Cipher disks had many small variations on the basic design. Instead of letters it would occasionally use combinations of numbers on the outer disk with each combination corresponding to a letter. To make the encryption especially hard to crack, the advanced cipher disk would only use combinations of two numbers. Instead of 1 and 2 though, 1 and 8 were used since these numerals look the same upside down (as things often are on a cipher disk) as they do right side up.

Cipher disks would also add additional symbols for commonly used combinations of letters like "ing", "tion", and "ed". Symbols were also frequently added to indicate "and" at the end of a word.

==Weaknesses==
When encoding a message using a cipher disk, a character is always used to mean “end of word.” The frequency of said character is abnormally high and thus easily detected.

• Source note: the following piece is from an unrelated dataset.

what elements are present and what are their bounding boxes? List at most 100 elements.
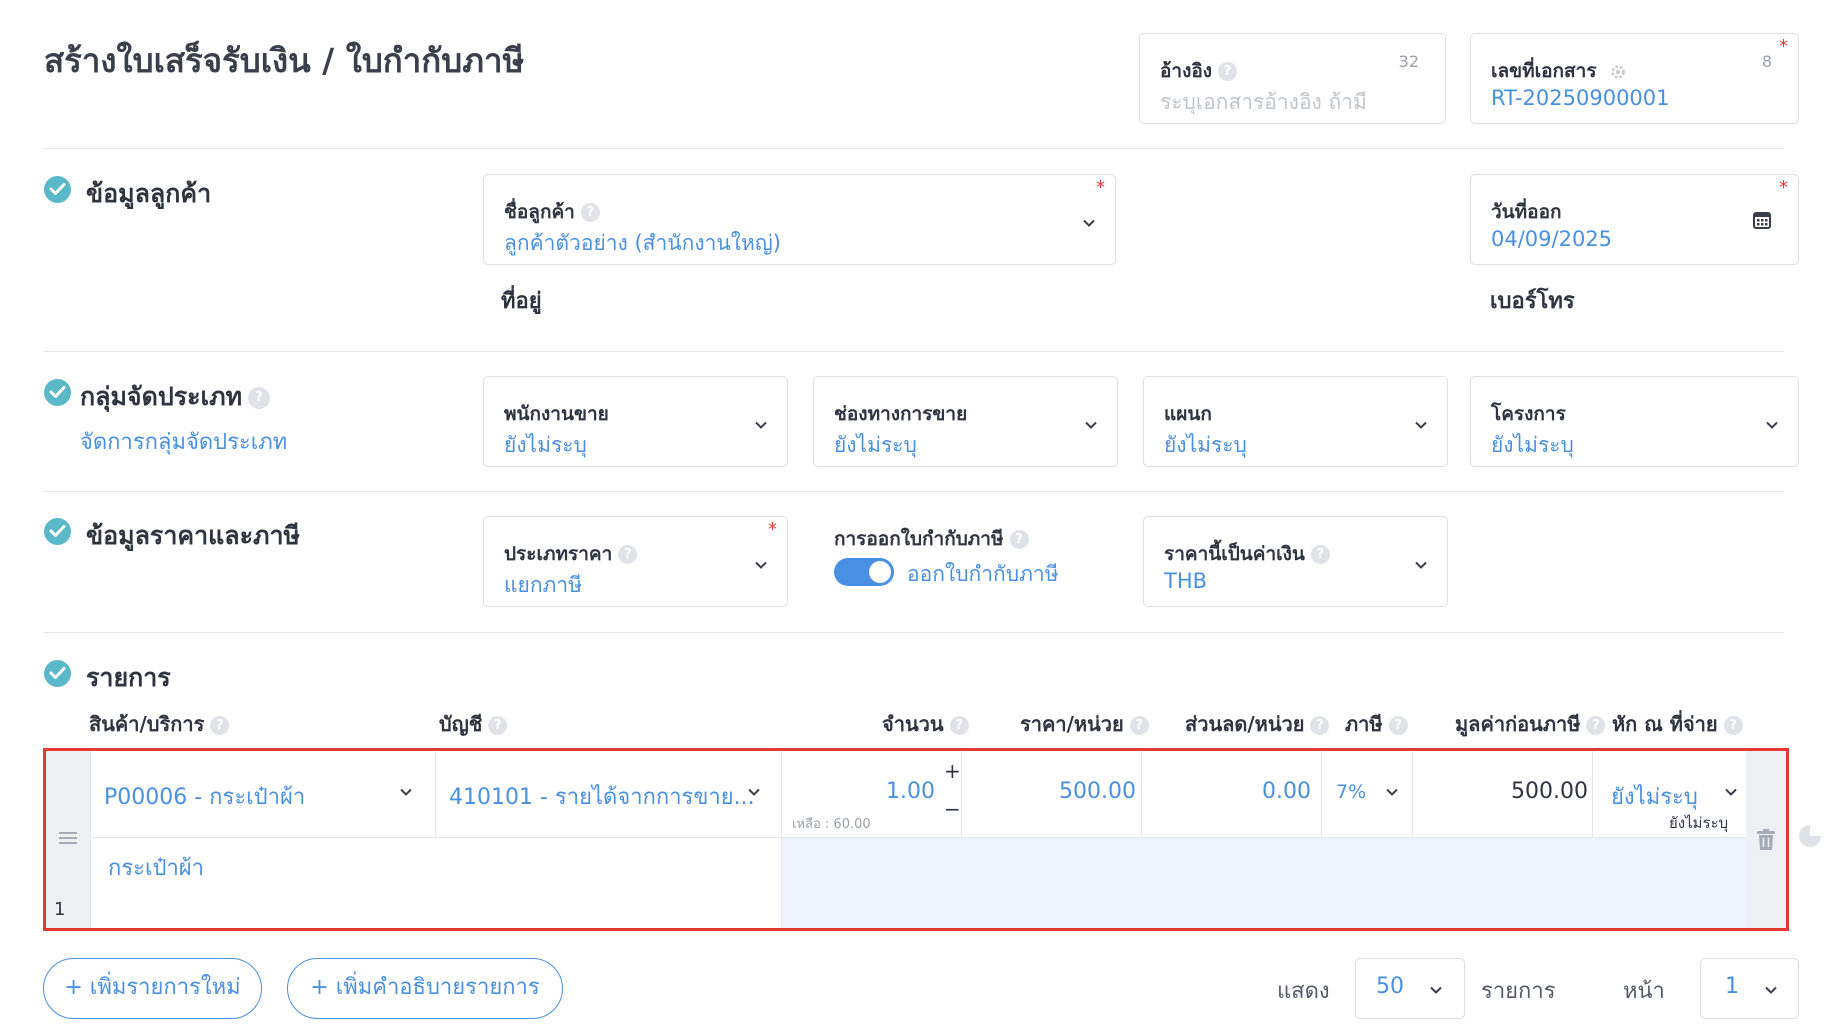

If this character, however, is omitted, then the words run together and it takes much longer for the recipient to read the message. To remedy this, some cipher disks now have multiple characters that stand for "end of word." Similarly a cipher disk may also have multiple characters that could be used for the letter "e" (the most common letter in English) so that instead of having a character with a frequency of roughly 13%, there would be two characters that stood for "e" - each with a frequency of 6% or so. Users could also use a keyword so that all the characters including the letter e would change throughout the ciphertext.

==Popular culture==
Since the 1930s, cipher disks have been labeled "decoders" and have been used for novelties. Many of the cipher disks that were radio premiums were called "secret decoder rings."